Revamp the dunking contest, add a H-O-R-S-E competition, and more
Every week, our panel of sports fans discusses a topic of the moment. For today's conversation, Patrick Hruby (writer, ESPN and The Atlantic), Jake Simpson (writer, The Atlantic), and Hampton Stevens (writer, ESPN and The Atlantic) talk about pro basketball's ho-hum talent showcase.

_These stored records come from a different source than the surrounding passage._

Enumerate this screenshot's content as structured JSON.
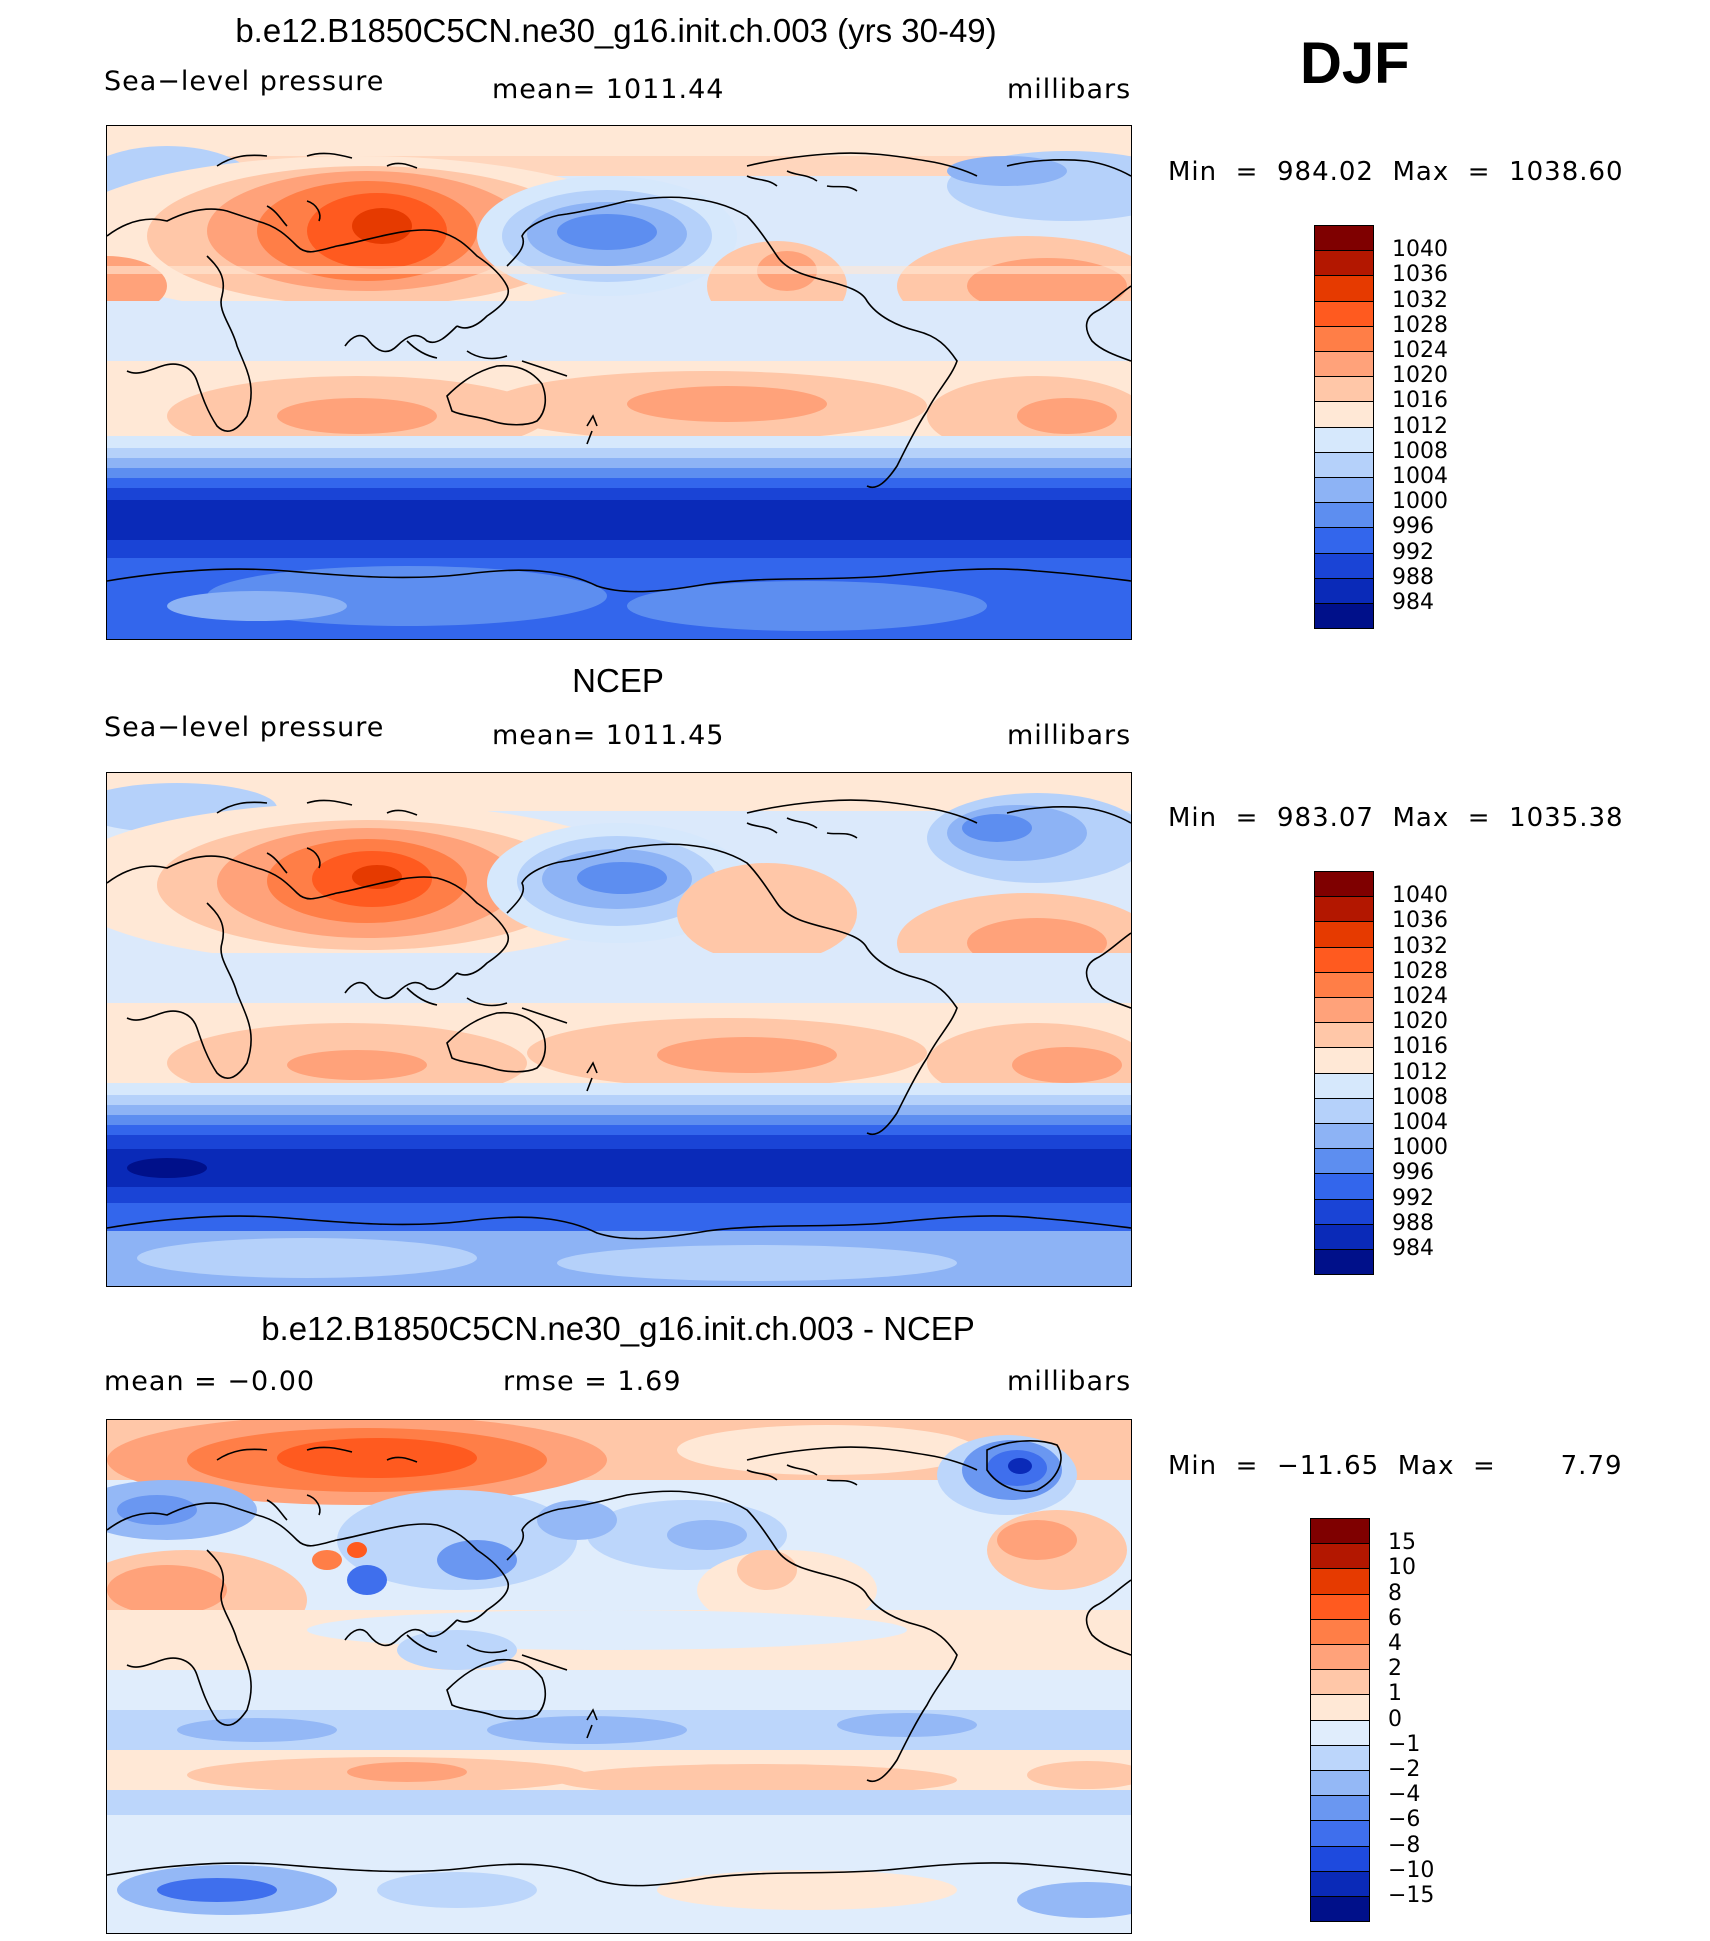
{
  "season": "DJF",
  "panels": [
    {
      "id": "model",
      "title": "b.e12.B1850C5CN.ne30_g16.init.ch.003 (yrs 30-49)",
      "left_label": "Sea−level pressure",
      "center_label": "mean=  1011.44",
      "right_label": "millibars",
      "minmax": "Min  =  984.02  Max  =  1038.60",
      "colorbar": {
        "labels": [
          "1040",
          "1036",
          "1032",
          "1028",
          "1024",
          "1020",
          "1016",
          "1012",
          "1008",
          "1004",
          "1000",
          "996",
          "992",
          "988",
          "984"
        ],
        "colors": [
          "#7f0000",
          "#b31700",
          "#e63a00",
          "#ff5a1f",
          "#ff7e47",
          "#ffa27a",
          "#ffc7a8",
          "#ffe8d6",
          "#d6e8fc",
          "#b5d1fa",
          "#8db3f5",
          "#5d8ef0",
          "#3366ec",
          "#1a44d6",
          "#0a2ab8",
          "#00108a"
        ]
      }
    },
    {
      "id": "obs",
      "title": "NCEP",
      "left_label": "Sea−level pressure",
      "center_label": "mean=  1011.45",
      "right_label": "millibars",
      "minmax": "Min  =  983.07  Max  =  1035.38",
      "colorbar": {
        "labels": [
          "1040",
          "1036",
          "1032",
          "1028",
          "1024",
          "1020",
          "1016",
          "1012",
          "1008",
          "1004",
          "1000",
          "996",
          "992",
          "988",
          "984"
        ],
        "colors": [
          "#7f0000",
          "#b31700",
          "#e63a00",
          "#ff5a1f",
          "#ff7e47",
          "#ffa27a",
          "#ffc7a8",
          "#ffe8d6",
          "#d6e8fc",
          "#b5d1fa",
          "#8db3f5",
          "#5d8ef0",
          "#3366ec",
          "#1a44d6",
          "#0a2ab8",
          "#00108a"
        ]
      }
    },
    {
      "id": "diff",
      "title": "b.e12.B1850C5CN.ne30_g16.init.ch.003 - NCEP",
      "left_label": "mean  =    −0.00",
      "center_label": "rmse  =      1.69",
      "right_label": "millibars",
      "minmax": "Min  =  −11.65  Max  =       7.79",
      "colorbar": {
        "labels": [
          "15",
          "10",
          "8",
          "6",
          "4",
          "2",
          "1",
          "0",
          "−1",
          "−2",
          "−4",
          "−6",
          "−8",
          "−10",
          "−15"
        ],
        "colors": [
          "#7f0000",
          "#b31700",
          "#e63a00",
          "#ff5a1f",
          "#ff7e47",
          "#ffa27a",
          "#ffc7a8",
          "#ffe8d6",
          "#e0edfc",
          "#bcd6fb",
          "#94b8f6",
          "#6a97f1",
          "#3f6fed",
          "#1e4ade",
          "#0a2ab8",
          "#00108a"
        ]
      }
    }
  ]
}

The good news about the NBA All-Star Game? It's more competitive than both the NFL's Pro Bowl and the the average Harlem Globetrotters-Washington Generals tete-a-tete. The bad news? That isn't saying much. Professional basketball's annual marketing jamboree-cum-post-Super Bowl coming out party—emphasis on party—All-Star weekend has much to offer: star power, spectacular dunks, celebrity sightings, league gossip, and player rosters unseen outside of using the CPU OVERRIDE trade function on XBox 360.
That said, the weekend mostly lacks the one element that makes sports compelling. Namely, drama.
Oh, sure: We'll never forget an HIV-positive Magic Johnson coming out of retirement to win MVP honors in the 1992 contest. Or a teenaged Kobe Bryant impetuously waving off Karl Malone to go one-on-one with an end-of-his-prime Michael Jordan. Or even Blake Griffin dunking over a car, thereby taking YouTube and corporate sponsorship synergy to literal new heights. For the most part, though, All-Star weekend is a lot like the relatively new Skills Challenge: intriguing in theory, a bit ho-hum in practice.